You can do the same from your end, if you would like to. From BiGG you can get the BiGG gene ids and respective DNA and AA sequences: http://bigg.ucsd.edu/models/e_coli_core/genes/b0008

But to be honest, this is not the best solution on the long term. I hope in the future to enable more conventional annotations like EC numbers or GO terms.

PedroMTQ commented 2 years ago

Hello Daniel,

Sorry for the delay in getting back to you. I was looking into this now and was wondering how to do the homology search. My initial idea was to cluster by BIGG reactions using multiple sequence alignment (MSA) of the associated BIGG genes and then creating HMMs of this MSA. Alternatively I could just create a BIGG genes diamond database and feed it to my protein function annotation tool (i.e., Mantis). Since Mantis is flexible in which databases to use as a reference, both ways would be viable.
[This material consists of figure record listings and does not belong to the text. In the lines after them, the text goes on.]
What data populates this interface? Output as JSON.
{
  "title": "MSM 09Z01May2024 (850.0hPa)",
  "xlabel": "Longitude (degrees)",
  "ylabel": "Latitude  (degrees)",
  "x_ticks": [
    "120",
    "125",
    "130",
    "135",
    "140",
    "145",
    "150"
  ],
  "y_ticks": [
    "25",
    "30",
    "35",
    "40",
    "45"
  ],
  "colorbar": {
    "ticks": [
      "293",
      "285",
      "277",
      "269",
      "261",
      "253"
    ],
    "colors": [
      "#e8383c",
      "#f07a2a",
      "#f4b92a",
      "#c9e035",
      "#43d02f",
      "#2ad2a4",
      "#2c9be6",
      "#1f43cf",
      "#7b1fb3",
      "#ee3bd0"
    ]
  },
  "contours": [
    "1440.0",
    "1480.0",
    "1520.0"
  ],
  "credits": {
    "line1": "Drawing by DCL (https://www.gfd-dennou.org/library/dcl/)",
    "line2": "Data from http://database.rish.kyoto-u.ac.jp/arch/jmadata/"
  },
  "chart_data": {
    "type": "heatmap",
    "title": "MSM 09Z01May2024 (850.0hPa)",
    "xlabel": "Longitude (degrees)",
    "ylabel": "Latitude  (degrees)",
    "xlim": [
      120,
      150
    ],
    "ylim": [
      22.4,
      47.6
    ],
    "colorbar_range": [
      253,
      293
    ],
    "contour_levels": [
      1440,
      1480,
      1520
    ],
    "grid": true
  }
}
Anyway, please let me know as well which format would be preferable, this is the current output format: https://github.com/PedroMTQ/mantis/wiki/Output But I could implement something else so that it is compatible with CarveMe.

Regards, Pedro

cdanielmachado commented 2 years ago

Hi Pedro,

Sorry for the late reply as well. By default CarveMe is expecting a TSV file generated with diamond. If you generate the columns in the same order as the diamond default it should work.

Otherwise it would probably not be too hard for you to fork the code and add another flag (--mantis) to the command line interface to read your file format instead.